La metafórica e impactante escena inicial con Tilda Swinton en medio de una masa de cuerpos refregándose en el rojo mar de una tomatina quiere ser el anticipo de lo que vendrá: el sacrificio de una madre condenada por las atrocidades cometidas por su hijo. Quizá sin proponérselo, lo es del film entero: la puesta en escena, estilizada hasta el alambicamiento, de la cruel historia de odio entre una mujer y el ser demoníaco que trajo al mundo o quizá de la historia de una criatura no deseada que fue convirtiéndose en monstruo a medida que el rechazo materno se le hizo más y más evidente. Imposible establecer cuál de las dos visiones es la que más se aproxima a la verdad ya que accedemos al cuento a través del espeso bosque de recuerdos, sensaciones, pantallazos y vivencias del presente o del pasado extraídas de la mente culposa de la mujer y por lo tanto difícilmente neutral. Pero en uno u otro caso, una historia chocante y provocadora que no puede terminar sino en la más brutal violencia y que Lynne Ramsay envuelve en un ropaje de virtuosismo formal que a veces abruma, a veces distancia del relato y sirve para amortiguar tanta crudeza, y casi siempre suena artificioso.
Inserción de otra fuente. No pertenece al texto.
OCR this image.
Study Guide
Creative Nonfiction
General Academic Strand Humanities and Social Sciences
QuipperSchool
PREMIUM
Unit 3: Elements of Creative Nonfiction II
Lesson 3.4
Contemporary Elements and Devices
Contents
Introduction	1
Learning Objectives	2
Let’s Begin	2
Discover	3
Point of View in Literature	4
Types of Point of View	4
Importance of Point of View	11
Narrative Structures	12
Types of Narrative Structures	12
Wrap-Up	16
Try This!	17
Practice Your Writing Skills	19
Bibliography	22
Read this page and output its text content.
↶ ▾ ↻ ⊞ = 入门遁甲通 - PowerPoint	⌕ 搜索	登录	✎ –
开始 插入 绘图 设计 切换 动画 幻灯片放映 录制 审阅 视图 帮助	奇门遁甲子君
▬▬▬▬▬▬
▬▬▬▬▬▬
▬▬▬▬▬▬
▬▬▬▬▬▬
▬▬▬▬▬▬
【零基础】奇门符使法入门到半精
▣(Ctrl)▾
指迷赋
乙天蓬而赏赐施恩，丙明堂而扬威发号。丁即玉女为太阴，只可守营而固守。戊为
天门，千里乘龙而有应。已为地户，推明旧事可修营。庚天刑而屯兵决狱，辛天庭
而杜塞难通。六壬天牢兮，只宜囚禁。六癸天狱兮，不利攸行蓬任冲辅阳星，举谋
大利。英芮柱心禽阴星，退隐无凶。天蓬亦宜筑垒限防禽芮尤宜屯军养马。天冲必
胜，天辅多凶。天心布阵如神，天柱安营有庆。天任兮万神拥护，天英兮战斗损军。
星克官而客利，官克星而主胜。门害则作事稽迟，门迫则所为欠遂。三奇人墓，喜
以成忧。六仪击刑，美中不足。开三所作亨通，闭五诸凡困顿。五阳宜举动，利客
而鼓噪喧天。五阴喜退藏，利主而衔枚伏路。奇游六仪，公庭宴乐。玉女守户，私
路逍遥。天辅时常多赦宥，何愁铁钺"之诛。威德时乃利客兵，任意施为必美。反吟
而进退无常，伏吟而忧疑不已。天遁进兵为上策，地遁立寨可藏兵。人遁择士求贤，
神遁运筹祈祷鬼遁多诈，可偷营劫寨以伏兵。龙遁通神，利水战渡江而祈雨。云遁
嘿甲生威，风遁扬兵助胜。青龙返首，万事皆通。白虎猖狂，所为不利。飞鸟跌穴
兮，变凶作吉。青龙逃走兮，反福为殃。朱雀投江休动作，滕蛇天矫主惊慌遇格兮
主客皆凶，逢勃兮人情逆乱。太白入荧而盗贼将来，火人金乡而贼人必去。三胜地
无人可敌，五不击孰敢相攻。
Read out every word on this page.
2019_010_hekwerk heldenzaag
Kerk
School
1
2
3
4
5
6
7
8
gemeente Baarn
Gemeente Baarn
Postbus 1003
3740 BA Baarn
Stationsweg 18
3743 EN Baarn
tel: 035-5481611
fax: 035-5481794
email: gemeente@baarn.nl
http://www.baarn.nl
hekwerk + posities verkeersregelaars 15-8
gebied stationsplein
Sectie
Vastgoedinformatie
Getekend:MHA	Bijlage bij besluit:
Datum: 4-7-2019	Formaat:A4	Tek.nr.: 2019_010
El rojo es un mal augurio constante, pero las maldades del muchacho, ese perverso Robin Hood que parece haber nacido sólo para convertir la vida de su madre en un infierno, no tardan en hacer su aparición. Su vida se reconstruye entera al cabo del bombardeo de flashbacks provisto por la directora, y en la sucesión de sus canalladas expuestas en detalle y con cierto regodeo, Kevin se revela como el más temible de los chicos perversos que han pasado por el cine de horror. Y Tenemos que hablar de Kevin lo es, si bien con las ambiciones y bajo la apariencia del cine arte o al menos con el declarado objetivo de indagar en el origen de este alarmante fenómeno de las matanzas en los colegios que acaba de ganar penosa actualidad con el reciente episodio de Oakland.
Film incómodo, deliberadamente perturbador, con momentos logrados y abundantes golpes de efecto que a veces tambalean entre el ridículo (el blanco reflejado en la pupila de Kevin) y el mal gusto (el plano de la boca del muchacho masticando mientras oye decir que su hermanita deberá usar un ojo de vidrio en lugar del que perdió por causa de sus flechas), seguramente consigue lo que se propone: inquietar. Pero no parece que agregue algo al análisis de un tema al que, con menos artificio y más lucidez se acercó Gus van Sant en Elephant . Lo que sí merece aplausos es la interpretación. La de John C. Reilly, en su retrato del padre permisivo, la de Ezra Miller, irreemplazable Kevin, y sobre todo la de Tilda Swinton, cuya labor excepcional justifica por sí misma la visión de la película.